Malignant mesothelioma (MM) is a rare tumor of mesothelial cells, with an increasing incidence both in developed and developing countries. MM has three major histological subtypes, in order of frequency, according to the World Health Organization (WHO) Classification of 2021: epithelioid, biphasic, and sarcomatoid MM. Distinction may be a challenging task for the pathologist, due to the unspecific morphology.

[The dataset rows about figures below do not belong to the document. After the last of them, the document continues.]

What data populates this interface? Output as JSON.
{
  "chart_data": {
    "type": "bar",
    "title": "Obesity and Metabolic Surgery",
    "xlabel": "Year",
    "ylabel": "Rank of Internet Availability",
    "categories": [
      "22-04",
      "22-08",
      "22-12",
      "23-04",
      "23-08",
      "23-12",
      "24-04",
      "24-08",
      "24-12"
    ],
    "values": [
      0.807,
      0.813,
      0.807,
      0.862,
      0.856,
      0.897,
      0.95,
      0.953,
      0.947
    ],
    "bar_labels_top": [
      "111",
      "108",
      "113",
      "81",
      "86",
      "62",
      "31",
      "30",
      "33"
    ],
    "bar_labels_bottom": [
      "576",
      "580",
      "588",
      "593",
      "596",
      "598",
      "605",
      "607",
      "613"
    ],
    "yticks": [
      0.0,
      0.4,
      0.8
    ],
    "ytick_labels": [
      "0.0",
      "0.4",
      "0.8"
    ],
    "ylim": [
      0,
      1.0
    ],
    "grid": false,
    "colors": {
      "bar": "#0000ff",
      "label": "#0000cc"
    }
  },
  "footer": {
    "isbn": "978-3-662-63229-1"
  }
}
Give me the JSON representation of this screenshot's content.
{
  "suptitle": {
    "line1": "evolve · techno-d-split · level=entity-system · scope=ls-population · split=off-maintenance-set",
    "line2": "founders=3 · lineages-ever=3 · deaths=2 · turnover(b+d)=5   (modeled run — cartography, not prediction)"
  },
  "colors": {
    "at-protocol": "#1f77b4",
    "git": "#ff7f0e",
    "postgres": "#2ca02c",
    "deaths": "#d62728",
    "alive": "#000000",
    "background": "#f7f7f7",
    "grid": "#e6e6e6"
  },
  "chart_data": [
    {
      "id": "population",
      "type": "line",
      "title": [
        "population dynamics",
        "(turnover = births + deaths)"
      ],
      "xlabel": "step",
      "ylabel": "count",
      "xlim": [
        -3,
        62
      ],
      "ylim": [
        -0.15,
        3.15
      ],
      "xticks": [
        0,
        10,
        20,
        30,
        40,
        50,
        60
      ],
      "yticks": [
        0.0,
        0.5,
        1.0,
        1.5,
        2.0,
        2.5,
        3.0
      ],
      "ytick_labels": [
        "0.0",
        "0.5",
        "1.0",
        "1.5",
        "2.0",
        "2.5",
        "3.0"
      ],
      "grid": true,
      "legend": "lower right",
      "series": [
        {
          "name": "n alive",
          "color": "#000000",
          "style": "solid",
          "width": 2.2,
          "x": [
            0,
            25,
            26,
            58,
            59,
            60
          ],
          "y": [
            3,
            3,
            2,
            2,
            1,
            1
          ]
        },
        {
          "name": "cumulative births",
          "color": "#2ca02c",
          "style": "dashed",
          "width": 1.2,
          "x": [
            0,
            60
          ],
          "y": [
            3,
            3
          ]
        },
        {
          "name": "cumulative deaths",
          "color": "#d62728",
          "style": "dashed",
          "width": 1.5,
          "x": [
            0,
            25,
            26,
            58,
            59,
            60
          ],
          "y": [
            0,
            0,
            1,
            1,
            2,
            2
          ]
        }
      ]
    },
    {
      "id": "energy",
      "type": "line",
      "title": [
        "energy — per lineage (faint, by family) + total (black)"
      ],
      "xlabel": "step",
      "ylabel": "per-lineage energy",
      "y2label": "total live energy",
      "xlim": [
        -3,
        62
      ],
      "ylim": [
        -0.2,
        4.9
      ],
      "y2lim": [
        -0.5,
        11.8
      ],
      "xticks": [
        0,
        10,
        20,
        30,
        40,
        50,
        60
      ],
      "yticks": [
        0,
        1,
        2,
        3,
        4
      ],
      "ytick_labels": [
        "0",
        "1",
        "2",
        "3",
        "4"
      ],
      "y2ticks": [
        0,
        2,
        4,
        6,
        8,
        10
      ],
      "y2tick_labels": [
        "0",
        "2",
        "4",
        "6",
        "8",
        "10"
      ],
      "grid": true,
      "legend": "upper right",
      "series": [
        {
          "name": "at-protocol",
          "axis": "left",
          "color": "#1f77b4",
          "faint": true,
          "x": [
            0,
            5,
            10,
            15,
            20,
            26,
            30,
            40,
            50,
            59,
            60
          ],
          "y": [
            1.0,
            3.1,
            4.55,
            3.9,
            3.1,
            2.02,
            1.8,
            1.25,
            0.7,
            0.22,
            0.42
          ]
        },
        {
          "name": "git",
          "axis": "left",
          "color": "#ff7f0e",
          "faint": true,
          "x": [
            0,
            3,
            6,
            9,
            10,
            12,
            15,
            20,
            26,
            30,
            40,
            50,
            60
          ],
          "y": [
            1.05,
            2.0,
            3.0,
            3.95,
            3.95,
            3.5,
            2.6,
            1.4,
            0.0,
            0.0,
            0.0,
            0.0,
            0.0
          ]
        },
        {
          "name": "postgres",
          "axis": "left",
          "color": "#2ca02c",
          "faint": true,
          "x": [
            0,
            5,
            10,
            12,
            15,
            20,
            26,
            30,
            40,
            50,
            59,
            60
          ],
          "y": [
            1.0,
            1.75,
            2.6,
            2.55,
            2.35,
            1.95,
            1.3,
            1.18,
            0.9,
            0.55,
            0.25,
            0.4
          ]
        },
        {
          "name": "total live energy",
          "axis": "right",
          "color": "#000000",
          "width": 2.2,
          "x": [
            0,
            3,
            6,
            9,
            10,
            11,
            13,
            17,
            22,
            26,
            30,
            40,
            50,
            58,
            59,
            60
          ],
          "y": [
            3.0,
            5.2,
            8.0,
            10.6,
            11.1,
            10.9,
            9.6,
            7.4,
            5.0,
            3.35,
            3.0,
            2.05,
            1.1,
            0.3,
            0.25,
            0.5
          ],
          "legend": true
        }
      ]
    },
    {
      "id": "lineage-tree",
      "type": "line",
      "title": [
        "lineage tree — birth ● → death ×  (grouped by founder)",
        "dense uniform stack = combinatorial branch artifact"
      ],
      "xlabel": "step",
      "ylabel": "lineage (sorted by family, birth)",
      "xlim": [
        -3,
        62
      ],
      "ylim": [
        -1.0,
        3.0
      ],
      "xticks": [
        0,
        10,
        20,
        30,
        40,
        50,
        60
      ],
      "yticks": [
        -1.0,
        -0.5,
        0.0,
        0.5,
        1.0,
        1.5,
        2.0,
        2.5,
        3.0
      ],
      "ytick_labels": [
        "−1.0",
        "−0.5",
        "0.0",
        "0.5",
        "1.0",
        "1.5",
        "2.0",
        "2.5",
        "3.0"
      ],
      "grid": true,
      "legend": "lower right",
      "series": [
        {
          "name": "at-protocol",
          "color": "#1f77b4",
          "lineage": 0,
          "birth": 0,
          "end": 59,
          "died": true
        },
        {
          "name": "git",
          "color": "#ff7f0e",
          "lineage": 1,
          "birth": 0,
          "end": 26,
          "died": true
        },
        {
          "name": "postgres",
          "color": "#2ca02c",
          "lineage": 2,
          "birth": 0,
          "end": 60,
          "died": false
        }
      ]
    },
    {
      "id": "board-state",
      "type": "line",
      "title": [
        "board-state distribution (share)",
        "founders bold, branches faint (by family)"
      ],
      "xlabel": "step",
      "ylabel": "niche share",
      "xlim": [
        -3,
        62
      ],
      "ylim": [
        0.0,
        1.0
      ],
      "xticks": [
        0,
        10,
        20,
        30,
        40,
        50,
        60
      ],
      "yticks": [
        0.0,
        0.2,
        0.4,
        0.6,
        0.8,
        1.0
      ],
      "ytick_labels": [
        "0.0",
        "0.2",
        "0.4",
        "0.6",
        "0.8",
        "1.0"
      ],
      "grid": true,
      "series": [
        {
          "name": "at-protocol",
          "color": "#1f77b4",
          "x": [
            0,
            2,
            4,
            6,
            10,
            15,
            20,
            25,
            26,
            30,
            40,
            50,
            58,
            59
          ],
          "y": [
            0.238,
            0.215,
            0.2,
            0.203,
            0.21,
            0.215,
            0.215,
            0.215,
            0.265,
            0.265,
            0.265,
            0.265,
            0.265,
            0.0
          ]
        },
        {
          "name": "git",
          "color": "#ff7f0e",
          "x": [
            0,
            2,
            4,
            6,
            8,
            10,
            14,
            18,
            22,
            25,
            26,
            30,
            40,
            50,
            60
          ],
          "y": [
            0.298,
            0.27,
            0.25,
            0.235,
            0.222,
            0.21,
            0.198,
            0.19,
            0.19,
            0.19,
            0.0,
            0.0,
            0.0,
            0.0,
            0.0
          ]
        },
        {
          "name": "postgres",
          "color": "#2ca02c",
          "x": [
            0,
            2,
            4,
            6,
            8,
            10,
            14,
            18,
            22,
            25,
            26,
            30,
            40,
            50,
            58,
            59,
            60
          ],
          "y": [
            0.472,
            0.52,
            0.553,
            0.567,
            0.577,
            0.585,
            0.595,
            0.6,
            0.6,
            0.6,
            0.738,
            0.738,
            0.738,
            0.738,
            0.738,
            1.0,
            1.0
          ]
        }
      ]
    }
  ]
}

Here, we present two cases of diffuse MM subtypes to emphasize the immunohistochemical (IHC) differences, and to facilitate diagnostic difficulties. In our first case of epithelioid mesothelioma, the neoplastic cells showed cytokeratin 5/6 (CK5/6), calretinin, and Wilms-tumor-1 (WT1) expression, while remaining negative with thyroid transcription factor-1 (TTF-1). BRCA1 associated protein-1 (BAP1) negativity was seen in the neoplastic cells' nucleus, reflecting loss of the tumor suppressor gene. In the second case of biphasic mesothelioma, expression of epithelial membrane antigen (EMA), CKAE1/AE3, and mesothelin was observed, while WT1, BerEP4, CD141, TTF1, p63, CD31, calretinin, and BAP1 expressions were not detected.
Due to the absence of specific histological features, the differentiation between MM subtypes could be a challenging task. In routine diagnostic work, IHC may be the proper method in distinction. According to our results and literature data, CK5/6, mesothelin, calretinin, and Ki-67 should be applied in subclassification.